When first lady Eleanor Roosevelt flew in an airplane at the Tuskegee Army Air Field with Charles Alfred Anderson, one the nation’s first black pilots, she brought attention to the famed pilot training program in Tuskegee, Alabama.
For 100-year-old Reginald T. Brewster, LAW ’50, a former Tuskegee Airman, the momentous 1941 flight also served as a symbol of the African-American struggle for equal treatment in America.
“Eleanor Roosevelt took a flight with the pilot merely to demonstrate that a black man, if trained to fly, would do the same as a white man trained to fly,” he said. “She wanted to stress the item of equality—that if [blacks]were exposed to the same training or type of learning, there would be no difference. The color of their skin doesn’t determine their mentality.”
Brewster was one of roughly 16,000 Tuskegee Airmen who served during World War II after being trained at the Tuskegee Air Force base. The all African-American group consisted of pilots, air traffic controllers, technicians, navigators, ground controllers, maintenance workers, and other support staff who were denied military roles in the U.S. armed forces.
In many ways, Brewster said the Tuskegee Airmen were fighting two wars: One abroad and one at home in America.
“The discrimination [in the United States]was sharp,” Brewster recalled during an interview in his Harlem home. He recounted an incident in the South where a white man walking alongside him demanded he get off the sidewalk because he was black. “It was very critical and sometimes it was even hurtful.”

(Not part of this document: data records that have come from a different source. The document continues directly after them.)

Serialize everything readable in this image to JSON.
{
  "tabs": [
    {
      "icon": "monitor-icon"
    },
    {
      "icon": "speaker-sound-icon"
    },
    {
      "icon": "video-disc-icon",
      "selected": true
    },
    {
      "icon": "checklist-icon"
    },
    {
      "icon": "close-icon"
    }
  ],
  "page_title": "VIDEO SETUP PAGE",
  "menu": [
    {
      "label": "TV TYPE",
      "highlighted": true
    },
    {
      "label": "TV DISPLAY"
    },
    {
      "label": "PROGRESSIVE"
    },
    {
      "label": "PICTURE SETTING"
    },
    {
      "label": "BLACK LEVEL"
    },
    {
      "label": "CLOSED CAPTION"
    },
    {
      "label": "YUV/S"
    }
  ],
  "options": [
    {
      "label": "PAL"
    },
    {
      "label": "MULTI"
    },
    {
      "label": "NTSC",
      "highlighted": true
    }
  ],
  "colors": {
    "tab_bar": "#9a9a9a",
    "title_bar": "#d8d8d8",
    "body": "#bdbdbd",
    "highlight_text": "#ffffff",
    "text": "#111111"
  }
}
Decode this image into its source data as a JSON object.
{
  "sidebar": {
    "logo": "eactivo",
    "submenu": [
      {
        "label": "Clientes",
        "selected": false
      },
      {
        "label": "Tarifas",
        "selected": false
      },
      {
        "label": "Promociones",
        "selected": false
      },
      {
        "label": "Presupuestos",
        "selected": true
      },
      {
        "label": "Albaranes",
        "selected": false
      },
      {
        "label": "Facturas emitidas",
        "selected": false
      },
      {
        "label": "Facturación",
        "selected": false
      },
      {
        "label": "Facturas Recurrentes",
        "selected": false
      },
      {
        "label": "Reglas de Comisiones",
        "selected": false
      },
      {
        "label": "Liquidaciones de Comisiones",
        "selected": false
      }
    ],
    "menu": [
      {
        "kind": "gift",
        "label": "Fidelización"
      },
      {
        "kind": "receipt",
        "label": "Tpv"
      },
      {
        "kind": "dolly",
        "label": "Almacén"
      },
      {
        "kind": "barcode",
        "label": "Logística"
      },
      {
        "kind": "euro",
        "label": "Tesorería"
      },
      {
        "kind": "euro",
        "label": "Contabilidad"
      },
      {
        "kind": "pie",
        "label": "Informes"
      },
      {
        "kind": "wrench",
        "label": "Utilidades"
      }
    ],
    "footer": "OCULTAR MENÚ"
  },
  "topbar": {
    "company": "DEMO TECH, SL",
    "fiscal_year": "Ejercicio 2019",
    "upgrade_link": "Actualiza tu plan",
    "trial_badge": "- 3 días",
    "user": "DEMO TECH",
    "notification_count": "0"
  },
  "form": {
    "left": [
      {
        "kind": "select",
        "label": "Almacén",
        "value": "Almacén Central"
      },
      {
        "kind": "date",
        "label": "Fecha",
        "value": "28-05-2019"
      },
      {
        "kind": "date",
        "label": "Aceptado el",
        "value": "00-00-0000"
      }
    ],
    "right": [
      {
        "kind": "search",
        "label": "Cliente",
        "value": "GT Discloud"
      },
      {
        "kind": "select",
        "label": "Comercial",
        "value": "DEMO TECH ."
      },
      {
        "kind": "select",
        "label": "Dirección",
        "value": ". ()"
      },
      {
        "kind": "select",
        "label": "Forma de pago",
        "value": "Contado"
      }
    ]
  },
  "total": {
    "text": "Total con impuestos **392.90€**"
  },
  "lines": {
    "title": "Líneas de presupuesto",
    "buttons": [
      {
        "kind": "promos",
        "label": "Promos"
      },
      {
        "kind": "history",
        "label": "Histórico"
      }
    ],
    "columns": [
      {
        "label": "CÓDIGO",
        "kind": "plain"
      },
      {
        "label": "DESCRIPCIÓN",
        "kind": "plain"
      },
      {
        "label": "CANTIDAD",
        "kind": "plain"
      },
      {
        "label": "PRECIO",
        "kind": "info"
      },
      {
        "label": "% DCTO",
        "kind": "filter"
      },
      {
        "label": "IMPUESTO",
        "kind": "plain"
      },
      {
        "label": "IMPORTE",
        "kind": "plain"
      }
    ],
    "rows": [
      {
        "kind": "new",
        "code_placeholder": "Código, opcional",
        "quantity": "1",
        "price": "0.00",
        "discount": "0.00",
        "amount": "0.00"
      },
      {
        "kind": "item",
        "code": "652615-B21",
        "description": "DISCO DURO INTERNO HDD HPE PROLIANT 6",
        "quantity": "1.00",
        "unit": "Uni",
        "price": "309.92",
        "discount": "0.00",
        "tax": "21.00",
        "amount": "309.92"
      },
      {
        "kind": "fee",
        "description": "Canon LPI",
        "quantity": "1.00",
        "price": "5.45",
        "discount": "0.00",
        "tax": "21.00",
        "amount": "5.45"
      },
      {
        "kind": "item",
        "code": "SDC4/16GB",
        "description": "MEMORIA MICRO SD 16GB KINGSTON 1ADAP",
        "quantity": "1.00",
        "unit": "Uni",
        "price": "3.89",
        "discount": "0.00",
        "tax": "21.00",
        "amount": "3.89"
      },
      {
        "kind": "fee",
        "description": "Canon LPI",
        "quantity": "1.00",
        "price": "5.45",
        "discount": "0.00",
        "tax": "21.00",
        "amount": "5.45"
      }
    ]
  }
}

Brewster was based in England and France, where he served as secretary to the Air Force Base Commander. In England, he was “graciously received,” he said. “I was treated with a great deal of respect and a great deal of consideration. I didn’t feel the scorn or sting of discrimination.”
After sustaining a shrapnel injury during the war, Brewster was honorably discharged. He left the Air Force with one goal in mind: To get an education.
“I realized that education was the key to my promotion [and]my advancement back in the United States,” he said.
He studied government and math at Fordham College before attending and graduating from Fordham Law in 1950.
“When I was in the army, I encountered soldiers from the South that had such a limited education,” he said. “I wanted to go as far as I could in the field of law.”
He practiced civil law until he retired at age 90.
Today, as one of the few surviving Tuskegee Airmen, Brewster hopes to keep the rich history of the historic African-American patriots alive.
“I don’t think the contributions that blacks have made should be minimized,” he said. “It’s not the height that we attained, but it’s the depth from which we came.”